A new digital age has emerged, providing the public with reliable medical advice from professionals while minimising contact and thus the risk of spreading infections. 

Digital appointments have become the norm in several countries, with countless mobile applications that support this feature. 

Already in Germany, robots are being used to care for patients and carry out remote consultations amidst the outbreak, preventing the spread of the virus. While it may sound bizarre, digital health is on the rise and it has the potential to rewrite the future of healthcare. 

There is a growing case for remote care during these uncertain times and to tackle future pandemics; in fact, once this global health emergency is past, healthcare is likely to experience a steady paradigm shift to more virtual consultation visits

The virus has created a new start for digital health infrastructure development. However, the primary challenge now is to modernise, upgrade, update and streamline our digital infrastructure at various stages of the public health response within reasonable limits. This will require different financial models to evolve and alleviate the financial brunt during the development phase of digital health. 

A new society is on the rise

Curbing the spread of the virus will not mean the end of the battle, for there is much more to be done to prevent a repeat of this episode. 

AP by Christopher Rugaber, Paul Wiseman and Kelli Kennedy AP by Christopher Rugaber, Paul Wiseman and Kelli Kennedy 

A paradigm shift in our current healthcare and political systems have the potential to dramatically prevent the rise of future pandemics. 

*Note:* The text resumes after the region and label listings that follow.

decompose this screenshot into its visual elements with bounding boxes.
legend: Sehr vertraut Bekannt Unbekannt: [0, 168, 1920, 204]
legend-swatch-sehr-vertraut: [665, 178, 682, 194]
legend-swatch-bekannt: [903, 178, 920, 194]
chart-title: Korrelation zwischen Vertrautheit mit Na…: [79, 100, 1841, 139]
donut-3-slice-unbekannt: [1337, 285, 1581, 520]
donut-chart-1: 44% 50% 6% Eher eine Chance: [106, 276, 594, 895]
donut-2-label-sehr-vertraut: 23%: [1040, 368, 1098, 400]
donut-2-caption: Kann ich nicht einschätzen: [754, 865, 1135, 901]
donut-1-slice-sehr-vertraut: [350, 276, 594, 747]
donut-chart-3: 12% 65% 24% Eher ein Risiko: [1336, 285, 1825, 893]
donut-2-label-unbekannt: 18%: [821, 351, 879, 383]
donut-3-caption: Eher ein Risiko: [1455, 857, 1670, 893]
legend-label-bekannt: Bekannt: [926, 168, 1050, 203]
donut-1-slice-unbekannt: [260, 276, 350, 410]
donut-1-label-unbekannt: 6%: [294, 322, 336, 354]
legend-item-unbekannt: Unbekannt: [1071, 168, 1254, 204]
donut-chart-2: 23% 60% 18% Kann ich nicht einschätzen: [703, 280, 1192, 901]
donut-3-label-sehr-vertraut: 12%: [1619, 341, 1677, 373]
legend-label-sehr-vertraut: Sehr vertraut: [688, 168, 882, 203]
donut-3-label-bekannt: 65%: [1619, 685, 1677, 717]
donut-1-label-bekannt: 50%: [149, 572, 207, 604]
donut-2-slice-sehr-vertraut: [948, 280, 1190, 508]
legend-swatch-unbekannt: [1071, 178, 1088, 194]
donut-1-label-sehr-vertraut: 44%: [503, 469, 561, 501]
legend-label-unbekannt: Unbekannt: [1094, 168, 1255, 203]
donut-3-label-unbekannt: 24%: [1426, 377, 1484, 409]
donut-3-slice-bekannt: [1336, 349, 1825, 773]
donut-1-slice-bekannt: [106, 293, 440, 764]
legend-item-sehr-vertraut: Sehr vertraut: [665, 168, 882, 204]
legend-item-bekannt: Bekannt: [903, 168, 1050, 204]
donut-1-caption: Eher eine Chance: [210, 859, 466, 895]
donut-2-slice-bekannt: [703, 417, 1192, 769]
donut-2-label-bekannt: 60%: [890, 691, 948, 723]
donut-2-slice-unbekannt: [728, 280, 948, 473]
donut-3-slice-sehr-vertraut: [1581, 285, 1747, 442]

The unprecedented health crisis has a multifaceted impact on people’s lives around the world. When economies rebuild after COVID-19, we need to choose a better path — sustainable societies that are inherently inclusive and resilient. 

The pandemic has underscored the complexity and interconnectedness of our world. Governments need to work together with businesses, investors and other stakeholders to tackle the impacts of the virus on our public health and society.